Peter Moerenhout
Aimeé de Jongh - Snippers nr. 3: verboden te voeren
*****
(Strip2000)
Aimée de Jongh publiceert nu al meer dan twee jaar, vijf keer per week de strip Snippers in de het dagblad Metro. Strip2000 is zo goed haar stopstrip voor ons te bundelen en intussen zitten ze al aan het derde album in de reeks. De stopstrip is één van de moeilijkste genres in het stripmedium. Daarbovenop komt nog eens dat de Jongh een groot publiek moet weten te bekoren en dat loopt al snel uit op eenheidsworst. Kan zij de valkuilen van het genre ontwijken? We vertellen het u na de break…

De Jongh behandelt in Snippers een thema dat ze goed kent, namelijk zichzelf. Op zich al een goede zet aangezien de strip op die manier herkenbaar blijft. Dikke, lasagna etende katten of Vikingen doen het misschien goed, maar een twentysomething die worstelt met leven, liefde, werk en vegetariërs staat toch nog net iets dichter bij de leefwereld van de gemiddelde lezer. Naast de Jongh zelf speelt ook haar huisgenoot Stef een rol in de strip. Dat vrijwaart de grappen meteen van een teveel aan vrouwelijke thema’s. Niet dat dat nu per se een slecht onderwerp is, maar op deze manier krijgen we een mooie balans voorgeschoteld en ik ben nu eenmaal een neuroot die een stijve krijgt van symmetrie. Het zou makkelijk zijn om zichzelf voor te stellen als een rechtop in het leven staande jongedame, niet van een kleintje vervaard en daadkrachtig. De Jongh kiest er echter voor om zichzelf en haar omgeving voor te stellen zoals we ons allemaal wel eens voelen: klungelaars die het ook niet altijd allemaal weten.
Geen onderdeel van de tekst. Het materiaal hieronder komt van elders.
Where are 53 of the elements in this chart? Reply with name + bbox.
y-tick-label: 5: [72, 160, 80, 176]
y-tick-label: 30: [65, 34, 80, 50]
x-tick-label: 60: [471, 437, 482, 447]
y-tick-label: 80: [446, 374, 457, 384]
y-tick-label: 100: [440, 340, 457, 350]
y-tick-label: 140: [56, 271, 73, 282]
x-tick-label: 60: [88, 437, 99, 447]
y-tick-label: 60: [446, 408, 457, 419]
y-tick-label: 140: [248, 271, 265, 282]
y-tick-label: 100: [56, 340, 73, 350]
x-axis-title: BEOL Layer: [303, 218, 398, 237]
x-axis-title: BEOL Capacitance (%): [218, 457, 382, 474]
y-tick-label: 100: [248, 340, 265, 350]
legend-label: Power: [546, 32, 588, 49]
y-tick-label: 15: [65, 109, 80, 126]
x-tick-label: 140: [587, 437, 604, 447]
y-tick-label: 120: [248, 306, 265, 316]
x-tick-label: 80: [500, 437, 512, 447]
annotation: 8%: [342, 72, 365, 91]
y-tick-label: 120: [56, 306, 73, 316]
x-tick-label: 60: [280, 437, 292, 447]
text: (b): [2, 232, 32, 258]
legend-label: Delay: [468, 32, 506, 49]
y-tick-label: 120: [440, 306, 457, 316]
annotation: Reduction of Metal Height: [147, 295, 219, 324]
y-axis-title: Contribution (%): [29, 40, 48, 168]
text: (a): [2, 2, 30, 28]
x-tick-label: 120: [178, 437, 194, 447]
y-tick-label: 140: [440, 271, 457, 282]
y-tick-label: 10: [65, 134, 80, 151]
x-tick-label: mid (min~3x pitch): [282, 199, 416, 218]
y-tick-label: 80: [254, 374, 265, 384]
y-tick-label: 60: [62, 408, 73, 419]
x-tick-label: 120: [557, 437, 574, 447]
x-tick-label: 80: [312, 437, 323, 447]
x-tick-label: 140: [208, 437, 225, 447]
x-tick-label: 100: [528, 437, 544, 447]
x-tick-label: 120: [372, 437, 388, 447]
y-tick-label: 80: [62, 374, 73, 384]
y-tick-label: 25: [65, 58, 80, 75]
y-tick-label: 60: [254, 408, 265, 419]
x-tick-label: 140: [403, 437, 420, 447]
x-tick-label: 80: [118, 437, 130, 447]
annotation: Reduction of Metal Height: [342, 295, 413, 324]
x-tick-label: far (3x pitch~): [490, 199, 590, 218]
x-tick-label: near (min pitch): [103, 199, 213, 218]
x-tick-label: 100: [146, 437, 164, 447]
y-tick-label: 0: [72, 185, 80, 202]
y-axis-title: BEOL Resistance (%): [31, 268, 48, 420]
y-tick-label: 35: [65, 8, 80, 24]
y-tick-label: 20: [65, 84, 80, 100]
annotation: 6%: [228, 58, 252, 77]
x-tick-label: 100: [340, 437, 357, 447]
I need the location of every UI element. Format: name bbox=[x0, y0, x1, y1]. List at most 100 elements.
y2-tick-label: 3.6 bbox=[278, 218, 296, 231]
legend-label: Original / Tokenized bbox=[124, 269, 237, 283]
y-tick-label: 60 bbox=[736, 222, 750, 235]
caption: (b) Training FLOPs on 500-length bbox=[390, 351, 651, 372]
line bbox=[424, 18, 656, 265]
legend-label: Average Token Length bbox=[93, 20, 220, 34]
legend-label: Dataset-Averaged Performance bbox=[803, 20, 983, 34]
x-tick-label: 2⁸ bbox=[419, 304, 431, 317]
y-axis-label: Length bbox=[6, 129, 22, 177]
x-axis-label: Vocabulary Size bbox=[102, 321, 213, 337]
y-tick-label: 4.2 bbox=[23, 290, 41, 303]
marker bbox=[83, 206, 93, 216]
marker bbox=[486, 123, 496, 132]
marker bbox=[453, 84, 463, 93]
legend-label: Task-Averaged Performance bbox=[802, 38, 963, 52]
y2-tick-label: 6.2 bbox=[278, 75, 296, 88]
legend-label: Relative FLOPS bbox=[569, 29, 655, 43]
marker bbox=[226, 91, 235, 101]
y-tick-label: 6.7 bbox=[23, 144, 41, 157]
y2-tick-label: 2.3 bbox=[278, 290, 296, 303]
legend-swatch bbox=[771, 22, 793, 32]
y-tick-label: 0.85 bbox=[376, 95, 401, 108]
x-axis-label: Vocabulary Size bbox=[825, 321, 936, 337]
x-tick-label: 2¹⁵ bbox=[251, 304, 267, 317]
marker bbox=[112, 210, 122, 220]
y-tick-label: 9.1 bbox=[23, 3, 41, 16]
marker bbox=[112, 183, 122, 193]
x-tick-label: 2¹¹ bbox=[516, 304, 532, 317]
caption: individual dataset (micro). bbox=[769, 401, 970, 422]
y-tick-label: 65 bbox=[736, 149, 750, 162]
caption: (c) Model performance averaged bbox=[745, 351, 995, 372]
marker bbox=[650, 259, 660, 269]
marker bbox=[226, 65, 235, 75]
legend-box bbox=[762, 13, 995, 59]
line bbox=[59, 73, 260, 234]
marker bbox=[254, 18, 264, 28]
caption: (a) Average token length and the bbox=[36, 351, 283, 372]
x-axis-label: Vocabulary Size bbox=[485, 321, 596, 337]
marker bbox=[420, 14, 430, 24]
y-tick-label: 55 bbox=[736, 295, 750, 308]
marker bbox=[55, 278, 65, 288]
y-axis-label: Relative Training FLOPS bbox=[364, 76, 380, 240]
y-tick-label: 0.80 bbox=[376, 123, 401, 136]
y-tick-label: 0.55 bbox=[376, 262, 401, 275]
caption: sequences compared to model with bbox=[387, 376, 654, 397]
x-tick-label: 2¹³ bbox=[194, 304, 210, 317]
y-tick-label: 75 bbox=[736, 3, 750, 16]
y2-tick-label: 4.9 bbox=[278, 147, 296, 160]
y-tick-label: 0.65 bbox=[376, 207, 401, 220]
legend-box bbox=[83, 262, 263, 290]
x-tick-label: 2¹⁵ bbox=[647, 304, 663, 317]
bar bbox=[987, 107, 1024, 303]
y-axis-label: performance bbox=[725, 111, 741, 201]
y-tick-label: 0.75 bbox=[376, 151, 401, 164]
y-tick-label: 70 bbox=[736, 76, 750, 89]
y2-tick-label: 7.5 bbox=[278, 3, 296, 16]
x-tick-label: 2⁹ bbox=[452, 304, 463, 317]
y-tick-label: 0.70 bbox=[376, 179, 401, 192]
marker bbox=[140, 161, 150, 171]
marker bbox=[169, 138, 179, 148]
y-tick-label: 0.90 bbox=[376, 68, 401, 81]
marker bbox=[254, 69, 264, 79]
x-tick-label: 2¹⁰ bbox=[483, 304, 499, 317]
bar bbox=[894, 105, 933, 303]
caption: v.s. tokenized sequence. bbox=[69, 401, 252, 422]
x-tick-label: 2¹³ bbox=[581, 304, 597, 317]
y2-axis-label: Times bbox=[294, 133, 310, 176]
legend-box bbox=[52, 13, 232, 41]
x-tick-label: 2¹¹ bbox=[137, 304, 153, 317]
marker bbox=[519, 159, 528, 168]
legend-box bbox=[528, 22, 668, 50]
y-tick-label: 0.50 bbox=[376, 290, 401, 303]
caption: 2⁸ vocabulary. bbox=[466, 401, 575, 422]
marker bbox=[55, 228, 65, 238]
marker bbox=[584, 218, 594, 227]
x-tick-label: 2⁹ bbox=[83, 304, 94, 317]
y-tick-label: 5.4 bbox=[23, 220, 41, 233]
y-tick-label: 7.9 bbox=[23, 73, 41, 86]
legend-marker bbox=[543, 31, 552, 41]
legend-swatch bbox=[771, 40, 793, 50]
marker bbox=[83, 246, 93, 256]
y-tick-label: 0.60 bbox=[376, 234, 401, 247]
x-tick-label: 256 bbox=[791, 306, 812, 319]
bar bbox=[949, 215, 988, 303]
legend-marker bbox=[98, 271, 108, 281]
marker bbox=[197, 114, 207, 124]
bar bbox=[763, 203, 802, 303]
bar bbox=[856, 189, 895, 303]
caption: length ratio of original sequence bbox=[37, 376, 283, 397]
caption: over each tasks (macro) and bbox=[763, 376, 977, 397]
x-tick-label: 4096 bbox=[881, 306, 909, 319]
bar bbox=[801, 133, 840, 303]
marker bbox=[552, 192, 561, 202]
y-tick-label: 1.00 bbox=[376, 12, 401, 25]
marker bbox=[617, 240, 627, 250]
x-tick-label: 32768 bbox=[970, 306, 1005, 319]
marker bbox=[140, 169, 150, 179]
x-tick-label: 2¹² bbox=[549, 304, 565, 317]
Autobiografische verhaaltjes krijgen snel iets zeurderigs als ze de minder leuke lotgevallen van de hoofdpersonages vertellen. In de grappen van de Jongh zijn zijzelf en Stef vaak de pineut maar in de meeste gevallen roepen ze het onheil en de pointe van de grap over zichzelf af. De oude Grieken wisten het al: hybris gevolgd door de val, de kijkers smullen ervan. Af en toe komt er eens een maatschappelijk thema voorbij zoals tienerzwangerschappen, de obsessie voor gadgets zoals iPhones, apps en Facebook, maar nooit wordt dat belerend of geforceerd. De Jongh komt in het dagelijkse leven in aanraking met deze dingen en dus is het logisch dat ze er ook over bericht. Ze wil hiermee dus niet staan preken, de grap komt eerst. De Jongh wisselt de schijnbaar autobiografische grappen moeiteloos af met van de pot gerukte fantasieën zoals martelingen met gebruikte tampons of een zangwedstrijd voor koeien. Men zou kunnen zeggen dat de stelling dat Snippers herkenbaar is nu wel de prullenbak in kan, maar niets is minder waar. De Jongh vertrekt immers steeds van een onderwerp dat ons allemaal bekend is en vergroot het vervolgens uit tot het fantastische proporties heeft aangenomen.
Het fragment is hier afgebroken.